Arthur paused. A twig snapped behind him. He turned around, but saw nothing, although, he realised uneasily, there were plenty of places to hide. He began to walk more quickly. He could see the smoke curling from Mrs Todd’s chimney: he was nearly there. Something rustled in the bushes to his right and before he had time to run, he felt a hand on his shoulder.
He spun around, his fist instinctively clenched beside him, only to find George panting in front of him.
‘George!’ Arthur yelled. ‘You nearly gave me a heart attack! What are you doing?’
‘Sorry, Arthur,’ George replied. ‘I tried to catch up with you but you were absolutely pacing it. The Forge triplets gave me the afternoon off, said I was a worse player than the children and that I should “keep an eye” on you.’
‘What does that mean?’
‘Beats me. But I didn’t stick around to ask. Do you think Mrs Todd would have a spare slice of cake for me?’
Mrs Todd not only had an extra slice of cake, but also seemed to have purchased the entire cake shop.
‘I recognise you,’ she said to George as she showed them into her cluttered sitting room. ‘Have I met you before?’
‘Nope,’ George replied, his face already stuffed with a jam tart.
‘Was your father at the school?’ she asked.
‘Yup, and my grandfather,’ George said, moving on to a fondant fancy.
‘That must be it,’ she replied. ‘I’ve lived here all my life. I think I must have seen every single student that ever passed through Shiverton Hall.

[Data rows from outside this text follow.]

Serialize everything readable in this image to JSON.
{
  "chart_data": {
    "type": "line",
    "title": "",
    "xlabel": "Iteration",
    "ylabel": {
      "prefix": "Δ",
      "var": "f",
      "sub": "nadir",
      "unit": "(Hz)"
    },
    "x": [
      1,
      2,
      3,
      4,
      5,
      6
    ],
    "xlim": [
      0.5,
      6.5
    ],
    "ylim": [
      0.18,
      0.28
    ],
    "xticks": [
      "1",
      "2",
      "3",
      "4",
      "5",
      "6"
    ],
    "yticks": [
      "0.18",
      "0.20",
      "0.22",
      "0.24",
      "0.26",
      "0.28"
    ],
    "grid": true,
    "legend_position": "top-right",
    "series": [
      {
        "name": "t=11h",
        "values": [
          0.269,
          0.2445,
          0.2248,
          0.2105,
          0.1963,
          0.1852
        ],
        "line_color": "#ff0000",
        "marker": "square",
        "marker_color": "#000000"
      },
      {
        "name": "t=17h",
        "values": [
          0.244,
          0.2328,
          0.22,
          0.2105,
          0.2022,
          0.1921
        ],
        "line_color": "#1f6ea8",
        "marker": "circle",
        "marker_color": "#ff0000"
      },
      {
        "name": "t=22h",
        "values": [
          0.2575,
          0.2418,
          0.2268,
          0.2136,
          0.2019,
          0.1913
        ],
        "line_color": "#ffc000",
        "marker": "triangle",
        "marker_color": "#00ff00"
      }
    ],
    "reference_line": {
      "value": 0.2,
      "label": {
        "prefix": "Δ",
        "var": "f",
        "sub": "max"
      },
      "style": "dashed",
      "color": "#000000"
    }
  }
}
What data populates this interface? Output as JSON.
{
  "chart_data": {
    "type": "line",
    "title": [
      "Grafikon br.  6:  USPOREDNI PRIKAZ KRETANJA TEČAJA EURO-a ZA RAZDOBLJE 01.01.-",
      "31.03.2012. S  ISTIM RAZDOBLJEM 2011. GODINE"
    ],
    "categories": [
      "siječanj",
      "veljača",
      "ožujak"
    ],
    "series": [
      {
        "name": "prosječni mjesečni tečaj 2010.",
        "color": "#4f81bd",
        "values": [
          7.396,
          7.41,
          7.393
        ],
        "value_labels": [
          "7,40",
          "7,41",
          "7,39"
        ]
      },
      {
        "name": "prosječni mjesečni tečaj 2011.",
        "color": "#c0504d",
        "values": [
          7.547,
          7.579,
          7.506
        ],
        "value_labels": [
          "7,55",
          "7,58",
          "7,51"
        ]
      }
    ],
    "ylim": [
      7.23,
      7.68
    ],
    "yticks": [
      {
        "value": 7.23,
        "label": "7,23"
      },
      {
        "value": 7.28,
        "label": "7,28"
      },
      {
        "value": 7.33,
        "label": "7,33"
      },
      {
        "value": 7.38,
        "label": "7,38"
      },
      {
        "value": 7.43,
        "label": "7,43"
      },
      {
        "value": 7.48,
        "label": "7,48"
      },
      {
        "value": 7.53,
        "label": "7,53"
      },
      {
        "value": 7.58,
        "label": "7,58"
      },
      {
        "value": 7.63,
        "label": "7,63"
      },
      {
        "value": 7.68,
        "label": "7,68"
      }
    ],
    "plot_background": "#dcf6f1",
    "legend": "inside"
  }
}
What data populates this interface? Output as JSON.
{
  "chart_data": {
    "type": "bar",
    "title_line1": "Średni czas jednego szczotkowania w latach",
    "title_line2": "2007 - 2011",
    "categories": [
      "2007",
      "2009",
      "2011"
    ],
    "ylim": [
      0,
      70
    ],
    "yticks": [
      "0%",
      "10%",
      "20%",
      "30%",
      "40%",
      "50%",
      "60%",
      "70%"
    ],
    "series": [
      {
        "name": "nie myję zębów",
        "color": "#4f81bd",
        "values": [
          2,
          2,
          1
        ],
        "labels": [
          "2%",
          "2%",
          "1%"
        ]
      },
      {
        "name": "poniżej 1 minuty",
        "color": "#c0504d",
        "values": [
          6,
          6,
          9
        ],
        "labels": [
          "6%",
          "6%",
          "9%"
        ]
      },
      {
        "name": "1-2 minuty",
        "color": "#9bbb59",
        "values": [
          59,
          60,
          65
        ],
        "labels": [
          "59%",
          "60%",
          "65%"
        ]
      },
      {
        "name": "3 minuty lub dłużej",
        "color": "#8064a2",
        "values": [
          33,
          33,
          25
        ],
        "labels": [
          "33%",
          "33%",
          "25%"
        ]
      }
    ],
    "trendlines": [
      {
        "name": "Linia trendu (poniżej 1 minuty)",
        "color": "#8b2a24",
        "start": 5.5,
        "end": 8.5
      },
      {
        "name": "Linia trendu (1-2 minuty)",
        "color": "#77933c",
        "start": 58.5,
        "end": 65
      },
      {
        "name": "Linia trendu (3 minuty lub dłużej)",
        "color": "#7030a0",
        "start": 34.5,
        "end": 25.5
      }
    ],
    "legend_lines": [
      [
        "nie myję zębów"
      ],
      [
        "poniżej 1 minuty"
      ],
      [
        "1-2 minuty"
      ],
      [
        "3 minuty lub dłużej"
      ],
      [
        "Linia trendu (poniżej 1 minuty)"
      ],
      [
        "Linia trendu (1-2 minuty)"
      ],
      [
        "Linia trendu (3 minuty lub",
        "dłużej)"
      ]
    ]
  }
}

Though I’ve no idea why parents would send their children there. A horrible place.’
‘I told George your typewriter story,’ Arthur said, gulping down some strong, sweet tea poured from Mrs Todd’s silver teapot.
‘Did you?’ Mrs Todd replied, pleased. ‘I’ve got nothing but stories these days, that’s the problem with being so ancient, you see.’ She smiled sadly.
‘Do you believe the stories?’ Arthur asked. ‘About Shiverton?’
Mrs Todd chuckled. ‘I don’t think that there is a single person who lives in this village who doubts the stories. Most of them have one or two of their own.’
‘Do you know any more?’ George asked excitedly, spraying crumbs all over Mrs Todd.
She discreetly wiped them away with a floral handkerchief.
‘More than I could count,’ Mrs Todd chuckled. ‘But I couldn’t possibly tell you . . . You wouldn’t sleep.’
George shifted forward on the sofa eagerly.
‘Oh, all right,’ Mrs Todd said. ‘Maybe just one.’
In the summer of 1962 a travelling fair rumbled into Grimstone in the middle of the night. The mayor, a rather pompous man with a lopsided blond wig, was astonished to wake up and find the normally subdued Grimstone high street filled with carousels and helter-skelters and coconut shies. A silver and black painted sign in the middle of the high street read,
Malvolio and Violetta’s Marvellous Fair – You’ll never want to leave!
The mayor elbowed his way through the crowds of excited children towards the great striped tent that had been erected in the middle of the fair, and demanded that the strong man who guarded the door let him in. Inside, the mayor discovered a young woman, no more than twenty, in a glittering river-grey costume and a plumed, crystal headdress, sitting at a desk. The girl looked up at the mayor with enormous violet eyes and asked him what the matter was.
The mayor had always been rather awkward around beautiful women and stammered that he would like to see the manager of the fair, not yet realising that he was already speaking to her. Violetta simpered and batted her eyelashes, and before the mayor knew what was happening, he was standing outside the striped tent, clutching two free tickets to the Ferris wheel and blushing furiously. It seemed that the fair could stay in town for as long as it pleased.